We move down the tunnel together. You burrow me through except for the places where I have to crawl. The last of my energy is spent slithering myself between two tight, squeezing, walls of stone, crawling back in. The chamber is as I remember it, my fingers had memorized it in the grooves engraved on the stone out front every year—three round, bulging, interconnected rooms—the triple spiral—regenerating. We had felt it every year, my mother and I, the spirals traced longingly by our fingers creating the deep movement of spirals within. It is there, out front—it has always been there—displayed for all to see.

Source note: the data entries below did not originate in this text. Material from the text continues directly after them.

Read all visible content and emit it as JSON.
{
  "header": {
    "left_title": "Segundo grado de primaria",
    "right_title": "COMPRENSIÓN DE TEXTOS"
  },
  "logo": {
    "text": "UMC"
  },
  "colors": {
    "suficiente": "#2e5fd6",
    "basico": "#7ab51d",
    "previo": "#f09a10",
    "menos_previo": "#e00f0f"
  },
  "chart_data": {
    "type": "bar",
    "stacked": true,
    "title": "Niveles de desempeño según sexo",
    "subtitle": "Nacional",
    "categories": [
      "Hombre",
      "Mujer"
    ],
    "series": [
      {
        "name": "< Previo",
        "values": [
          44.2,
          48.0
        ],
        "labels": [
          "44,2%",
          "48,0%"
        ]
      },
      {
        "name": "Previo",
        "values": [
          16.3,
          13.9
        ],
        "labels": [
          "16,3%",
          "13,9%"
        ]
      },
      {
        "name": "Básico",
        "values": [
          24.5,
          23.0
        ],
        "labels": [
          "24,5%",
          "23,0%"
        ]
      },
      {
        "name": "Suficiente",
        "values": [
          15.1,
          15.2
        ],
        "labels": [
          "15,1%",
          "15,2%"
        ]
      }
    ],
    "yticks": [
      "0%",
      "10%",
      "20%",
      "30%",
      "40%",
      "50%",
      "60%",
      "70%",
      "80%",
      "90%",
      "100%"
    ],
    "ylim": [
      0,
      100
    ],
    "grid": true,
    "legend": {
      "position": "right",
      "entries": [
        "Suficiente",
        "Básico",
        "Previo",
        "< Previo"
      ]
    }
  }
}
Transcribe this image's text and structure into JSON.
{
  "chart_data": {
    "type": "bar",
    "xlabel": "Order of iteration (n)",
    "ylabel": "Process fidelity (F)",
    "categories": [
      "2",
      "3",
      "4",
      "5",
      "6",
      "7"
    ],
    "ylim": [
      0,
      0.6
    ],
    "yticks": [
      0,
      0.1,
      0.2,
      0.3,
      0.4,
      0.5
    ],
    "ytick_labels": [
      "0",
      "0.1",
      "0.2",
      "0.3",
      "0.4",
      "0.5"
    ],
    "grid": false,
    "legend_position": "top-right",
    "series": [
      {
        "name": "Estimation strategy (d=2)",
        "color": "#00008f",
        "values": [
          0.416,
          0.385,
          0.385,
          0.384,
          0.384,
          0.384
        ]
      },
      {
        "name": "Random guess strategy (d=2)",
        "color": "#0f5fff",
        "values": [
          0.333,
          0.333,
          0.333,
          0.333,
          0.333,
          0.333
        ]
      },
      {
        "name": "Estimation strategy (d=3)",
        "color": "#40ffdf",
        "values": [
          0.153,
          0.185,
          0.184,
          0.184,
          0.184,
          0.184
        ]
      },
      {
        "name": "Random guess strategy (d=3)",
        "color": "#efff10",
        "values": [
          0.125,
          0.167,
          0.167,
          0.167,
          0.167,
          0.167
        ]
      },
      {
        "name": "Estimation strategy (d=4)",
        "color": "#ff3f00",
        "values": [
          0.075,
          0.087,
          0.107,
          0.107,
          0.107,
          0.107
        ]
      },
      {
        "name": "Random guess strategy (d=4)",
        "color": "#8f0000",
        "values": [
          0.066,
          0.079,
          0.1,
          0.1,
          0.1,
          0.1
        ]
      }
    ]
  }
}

The solstice is near. The light of the lamps is extinguished. We sit in the darkness, with the others, waiting.
London, 1941
I know. I am not deluding myself. I know there will come a time when I will have to do this work, the work I am turning my back on this time. I will return, someday, to do it. Here’s hoping for an easier place.
County Meath, 2400 B.C.E.
The light comes into the chamber—with startling brightness, the solstice floods the interior around us, with a whiteness—exposing a stone room covered with engravings we could not, in the darkness, perceive.
You grab my arm. You can see it. The pain is overwhelming you.
“It’s all right now,” I say. “I can see, darkness only the other side of light. Light only possible because of darkness. Nothing separate. Look at the ceiling above us. See the circles, separate but one? I will go but I will not be gone. The two that you see, but two parts of that same one.”
You look at me. I am you. I will go now. You hear me. You hear me say it with your eyes.
The spirals above take me in. I feel myself swirling, whirling, whooshing, swooshing—weight leaves me. I am light. I am darkness. I am, always . . .
©Theresa C. Dintino
*Notes on the setting
The Neolithic site at Newgrange in County Meath, Ireland, built around 3350 B.C.E., is a temple dedicated to the sun of winter, more specifically the sun of the midwinter solstice. Because one must pass through a long, narrow tunnel to reach the inner chamber, Newgrange has been called a passage tomb.
The site is built into a mound whose rounded façade was once covered almost entirely with white quartz and could be seen for miles. Many of the green gritstones that were used to border the base of the mound were engraved with spirals, triple spirals, concentric circles and the many variations of the triangle.
The tunnel, burrowing through the mound is lined with large stone slabs and leads to a cross shaped, triple chambered interior. Encompassing the site was once a large stone circle which served to hedge it off from the vast stretches of land that surround it, indicating sacred space. The most astounding feature of Newgrange, however, is perceived only once per annual cycle.
Above the entryway lintel is a small square window, through which at the exact moment of midwinter sunrise, light passes. The yellow rays of energy stretch though the narrow tunnel and illuminate the dark, inner chamber, exposing a magnificent corbelled ceiling and stones bearing etchings mirroring the ones on the exterior.
The winter solstice is the time when the sun’s light is least present, yet it is also the time that it begins to make its slow return. Early people understood and honored this phenomenon.
Sources:
Gimbutas, Marija, The Civilization of the Goddess, HarperCollins, New York, 1991.
Streep, Peg, Sanctuaries of the Goddess, Little, Brown & Co, Boston, 1994.
Heinberg, Richard, Celebrate the Solstice, Quest Books, Wheaton, IL 1993.
- Virginia Woolf, A Room of One’s Own(New York: Harcourt, Brace, Jovanovich, 1957) p.35
- Virginia Woolf, Moments of Being(San Diego: Harcourt, Brace & Co, 1989) p.69.